To confirm the impact of the vaccine platform on these observations, we next evaluated the neutralizing potential of antibodies invoked by vaccination with mRNA / lipid nanoparticles (mRNA / LNPs) vaccine formulations encoding different SARS-CoV-2 spikes. We generated DNA templates encoding SARS-CoV-2 Reference and Omicron (BA.4/BA.5) spike proteins, with sequences based on the design used by Pfizer-BioNTech12. The mRNA was transcribed in vitro and includes N1-methyl-pseudouridine in place of the canonical uridine, as is typical for the clinically approved mRNA / LNP vaccines12,13. After encapsulation into commercially available lipids, Balb/c mice (n = 10) were vaccinated with 1µg of mRNA / LNPs on Day 0 and Day 21. As before, the serum from these animals was assessed 7 days post-boost for sarbecovirus spike neutralizing potential (Fig. 3).
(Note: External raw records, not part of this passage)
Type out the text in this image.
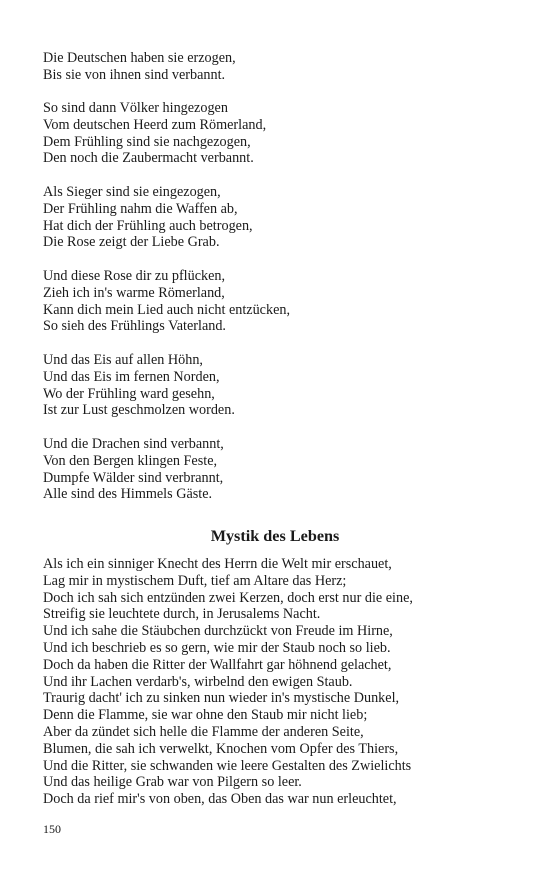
Die Deutschen haben sie erzogen,
Bis sie von ihnen sind verbannt.
So sind dann Völker hingezogen
Vom deutschen Heerd zum Römerland,
Dem Frühling sind sie nachgezogen,
Den noch die Zaubermacht verbannt.
Als Sieger sind sie eingezogen,
Der Frühling nahm die Waffen ab,
Hat dich der Frühling auch betrogen,
Die Rose zeigt der Liebe Grab.
Und diese Rose dir zu pflücken,
Zieh ich in's warme Römerland,
Kann dich mein Lied auch nicht entzücken,
So sieh des Frühlings Vaterland.
Und das Eis auf allen Höhn,
Und das Eis im fernen Norden,
Wo der Frühling ward gesehn,
Ist zur Lust geschmolzen worden.
Und die Drachen sind verbannt,
Von den Bergen klingen Feste,
Dumpfe Wälder sind verbrannt,
Alle sind des Himmels Gäste.
Mystik des Lebens
Als ich ein sinniger Knecht des Herrn die Welt mir erschauet,
Lag mir in mystischem Duft, tief am Altare das Herz;
Doch ich sah sich entzünden zwei Kerzen, doch erst nur die eine,
Streifig sie leuchtete durch, in Jerusalems Nacht.
Und ich sahe die Stäubchen durchzückt von Freude im Hirne,
Und ich beschrieb es so gern, wie mir der Staub noch so lieb.
Doch da haben die Ritter der Wallfahrt gar höhnend gelachet,
Und ihr Lachen verdarb's, wirbelnd den ewigen Staub.
Traurig dacht' ich zu sinken nun wieder in's mystische Dunkel,
Denn die Flamme, sie war ohne den Staub mir nicht lieb;
Aber da zündet sich helle die Flamme der anderen Seite,
Blumen, die sah ich verwelkt, Knochen vom Opfer des Thiers,
Und die Ritter, sie schwanden wie leere Gestalten des Zwielichts
Und das heilige Grab war von Pilgern so leer.
Doch da rief mir's von oben, das Oben das war nun erleuchtet,
150
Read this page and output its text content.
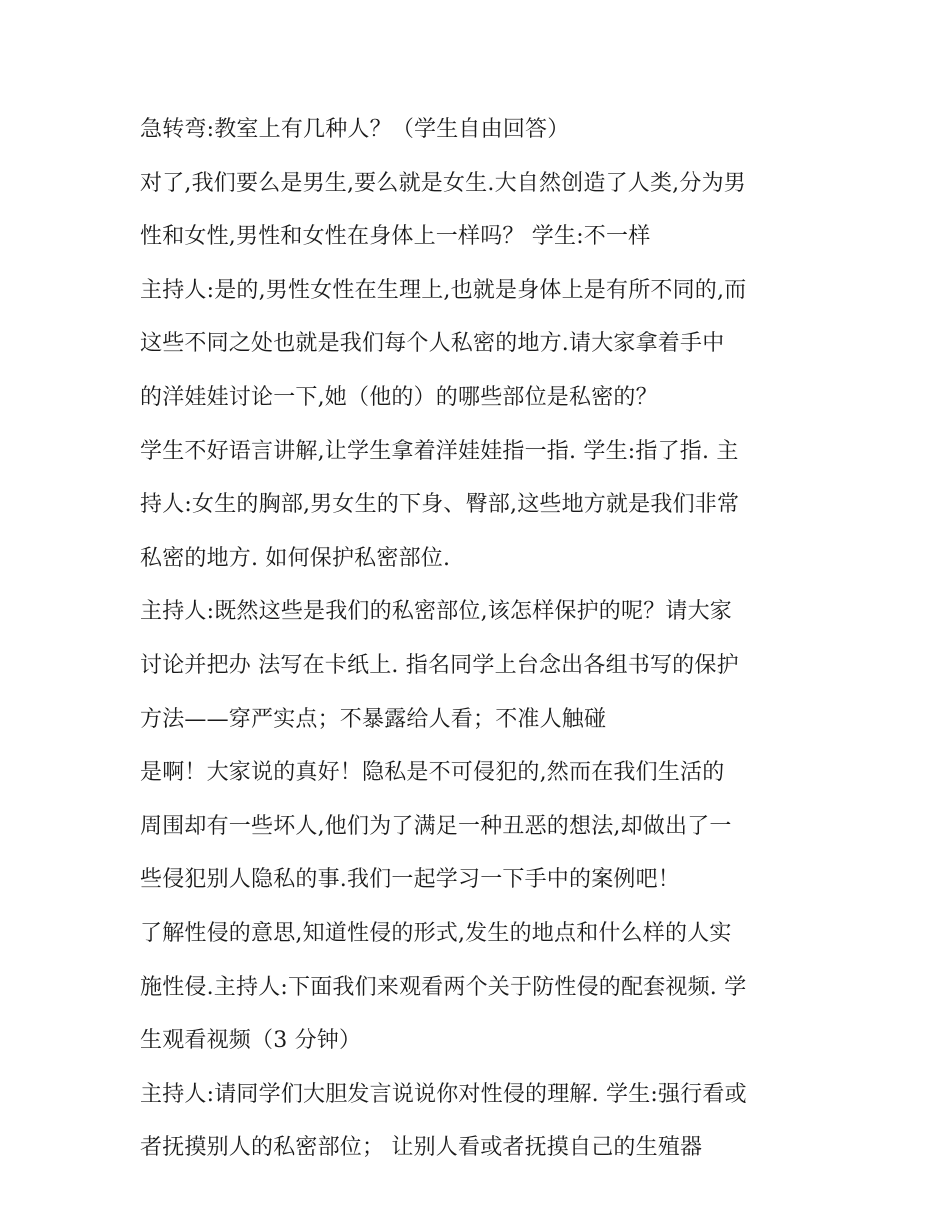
急转弯:教室上有几种人？（学生自由回答）
对了,我们要么是男生,要么就是女生.大自然创造了人类,分为男
性和女性,男性和女性在身体上一样吗？ 学生:不一样
主持人:是的,男性女性在生理上,也就是身体上是有所不同的,而
这些不同之处也就是我们每个人私密的地方.请大家拿着手中
的洋娃娃讨论一下,她（他的）的哪些部位是私密的？
学生不好语言讲解,让学生拿着洋娃娃指一指. 学生:指了指. 主
持人:女生的胸部,男女生的下身、臀部,这些地方就是我们非常
私密的地方. 如何保护私密部位.
主持人:既然这些是我们的私密部位,该怎样保护的呢？请大家
讨论并把办 法写在卡纸上. 指名同学上台念出各组书写的保护
方法——穿严实点；不暴露给人看；不准人触碰
是啊！大家说的真好！隐私是不可侵犯的,然而在我们生活的
周围却有一些坏人,他们为了满足一种丑恶的想法,却做出了一
些侵犯别人隐私的事.我们一起学习一下手中的案例吧！
了解性侵的意思,知道性侵的形式,发生的地点和什么样的人实
施性侵.主持人:下面我们来观看两个关于防性侵的配套视频. 学
生观看视频（3 分钟）
主持人:请同学们大胆发言说说你对性侵的理解. 学生:强行看或
者抚摸别人的私密部位； 让别人看或者抚摸自己的生殖器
As expected, the binding of Reference and Omicron (BA.4/BA.5) spike proteins were most strongly neutralized by serum from mice vaccinated with mRNA / LNPs encoding Reference (61.8%) and Omicron (BA.4/BA.5) spike (71.1%), respectively10,11, while the bivalent vaccine induced a more intermediate neutralizing profile. Interestingly, despite containing equivalent doses of each spike mRNA, the Bivalent vaccine induced a more potent neutralizing titer towards the BA.4/BA.5 (56.3%) than the Reference (27.9%) spike. The serum from mice vaccinated with Reference, Omicron (BA.4/BA.5) and Bivalent spike all similarly neutralized (35.8% – 47.4%) the hACE2-binding of Omicron (BA.1) spike, which has a similar degree of homology to the Reference and Omicron (BA.4/BA.5) spike proteins. As seen with the protein subunit vaccines in Fig. 2, the reference-based mRNA/LNP vaccines induced significantly higher neutralization profiles of BANAL-20-52 and Pangolin-GD than vaccines designed to target Omicron (BA4/BA5). Meanwhile, no significant differences were observed in the neutralization profile of the other spike proteins, including those which had shown less pronounced, but still significant, differences with the protein vaccine formulations (i.e., Pangolin-GX, Bat WIV1 and SARS-CoV-1. Altogether, these data highlight the superior ability of SARS-CoV-2-based vaccine formulations based on the Reference sequence to generate neutralizing antibodies to certain animal-derived sarbecoviruses, whether using protein subunit or mRNA / LNP vaccine platforms.